Las cenizas de una promesa se desvanecen en el aire. ¿En qué momento el gran futuro de Sauri, ese niño prodigio del ajedrez que a los 12 años le ganó una simultánea nada menos que a Bobby Fischer, se echó a perder? Los retazos de su biografía apenas suministran “pistas” de una pesquisa más enrevesada. Ese adolescente de Laprida –a quien le recomendaron mudarse a la ciudad porque “un entorno rural podía interrumpir el desarrollo de su talento natural”– comenzó a militar en la izquierda revolucionaria en la década del 70, se enamoró de una militante chilena exiliada en Buenos Aires desde el golpe de Augusto Pinochet, que lo alojó en su casa “para instruirlo en todos los campos del placer y el marxismo”. A los 18 llegó la paternidad –nació su hija Malena– y fue secuestrado en una esquina de la calle Corrientes cuando iba al encuentro con un camarada. En el centro clandestino reconocieron su nombre por la memorable victoria frente a Fischer y se comunicaron con sus padres para liberar a “ese subversivo que no le quiso dar a la patria su genio ajedrecístico”. A fines de los años 90, cruzó la frontera entre Argentina y Paraguay para preludiar el acto de su metamorfosis inaugural: Alvaro Lara, primer nombre de una seguidilla de identidades apócrifas –Gastón Huertas, Jacobo Indiana, René Barbosa y Armando Ojeda, entre otros–, que instauran el mito del estafador perfecto, “el hombre de los mil nombres”. Oliverio Coelho explora en Bien de frontera (Seix Barral), novela de composición formal extraordinaria, las transgresiones y peripecias de un hombre que incorpora el fantasma de su padre a través de la estafa.

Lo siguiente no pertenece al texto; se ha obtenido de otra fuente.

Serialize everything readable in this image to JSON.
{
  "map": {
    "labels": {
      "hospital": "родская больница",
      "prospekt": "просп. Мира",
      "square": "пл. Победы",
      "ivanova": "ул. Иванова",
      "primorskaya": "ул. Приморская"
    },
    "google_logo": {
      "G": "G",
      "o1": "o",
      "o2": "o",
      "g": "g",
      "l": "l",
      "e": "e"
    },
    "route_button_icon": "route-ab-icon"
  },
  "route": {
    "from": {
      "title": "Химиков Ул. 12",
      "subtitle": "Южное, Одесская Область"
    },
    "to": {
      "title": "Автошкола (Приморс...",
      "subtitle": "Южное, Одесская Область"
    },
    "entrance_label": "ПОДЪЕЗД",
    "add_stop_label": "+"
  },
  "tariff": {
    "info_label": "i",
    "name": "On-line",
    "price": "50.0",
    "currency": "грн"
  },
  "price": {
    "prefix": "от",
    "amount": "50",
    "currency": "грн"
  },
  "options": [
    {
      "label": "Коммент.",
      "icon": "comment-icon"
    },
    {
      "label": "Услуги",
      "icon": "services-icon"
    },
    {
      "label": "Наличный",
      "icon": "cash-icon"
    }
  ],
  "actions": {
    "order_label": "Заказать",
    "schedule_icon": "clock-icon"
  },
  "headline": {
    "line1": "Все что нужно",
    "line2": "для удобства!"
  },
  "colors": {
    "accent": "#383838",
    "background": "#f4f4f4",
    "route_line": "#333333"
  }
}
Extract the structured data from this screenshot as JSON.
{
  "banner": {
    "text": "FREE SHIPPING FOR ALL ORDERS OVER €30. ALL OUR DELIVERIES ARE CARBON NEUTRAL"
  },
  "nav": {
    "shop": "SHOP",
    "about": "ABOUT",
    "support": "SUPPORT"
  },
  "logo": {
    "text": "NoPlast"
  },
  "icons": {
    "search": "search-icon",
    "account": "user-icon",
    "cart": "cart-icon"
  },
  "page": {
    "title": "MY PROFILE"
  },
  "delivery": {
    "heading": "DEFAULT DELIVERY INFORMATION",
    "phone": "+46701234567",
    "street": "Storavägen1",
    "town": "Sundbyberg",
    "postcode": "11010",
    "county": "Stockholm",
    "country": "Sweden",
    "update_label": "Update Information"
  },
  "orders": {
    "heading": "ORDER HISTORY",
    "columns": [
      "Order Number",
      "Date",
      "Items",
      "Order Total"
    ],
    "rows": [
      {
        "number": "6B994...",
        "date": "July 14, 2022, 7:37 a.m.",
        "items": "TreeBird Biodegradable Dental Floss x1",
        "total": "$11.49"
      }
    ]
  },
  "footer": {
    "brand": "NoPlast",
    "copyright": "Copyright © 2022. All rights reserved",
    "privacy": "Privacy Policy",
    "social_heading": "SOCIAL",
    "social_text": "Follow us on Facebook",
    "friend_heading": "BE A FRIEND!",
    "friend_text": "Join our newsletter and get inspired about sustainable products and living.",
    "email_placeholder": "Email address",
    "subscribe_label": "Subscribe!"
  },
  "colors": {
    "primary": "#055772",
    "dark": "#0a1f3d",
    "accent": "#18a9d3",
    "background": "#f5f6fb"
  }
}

“La novela surgió de un clima asfixiante de provincia que quedó de Un hombre llamado Lobo, clima con el que podía explorar distintas épocas de la sociedad, como si cada época fuera una capa y estuviera intacta en nuestro presente –comenta Coelho a Página/12–. Empecé la novela en un pueblo del interior, tratando de contar un policial a partir de un hallazgo de papeles misteriosos del padre que revelan una identidad casi ludópata. Descifrar ese legado podía ser el punto de partida para desplegar un enigma centrado más en un personaje que en la trama. Entonces aparece Sauri, ‘el hombre de los mil nombres’, y la relación inconclusa entre un padre y un hijo. Y ahí empezó a tejerse su biografía, su relación con el ajedrez y la militancia, que van a acompañarlo durante 70 años”.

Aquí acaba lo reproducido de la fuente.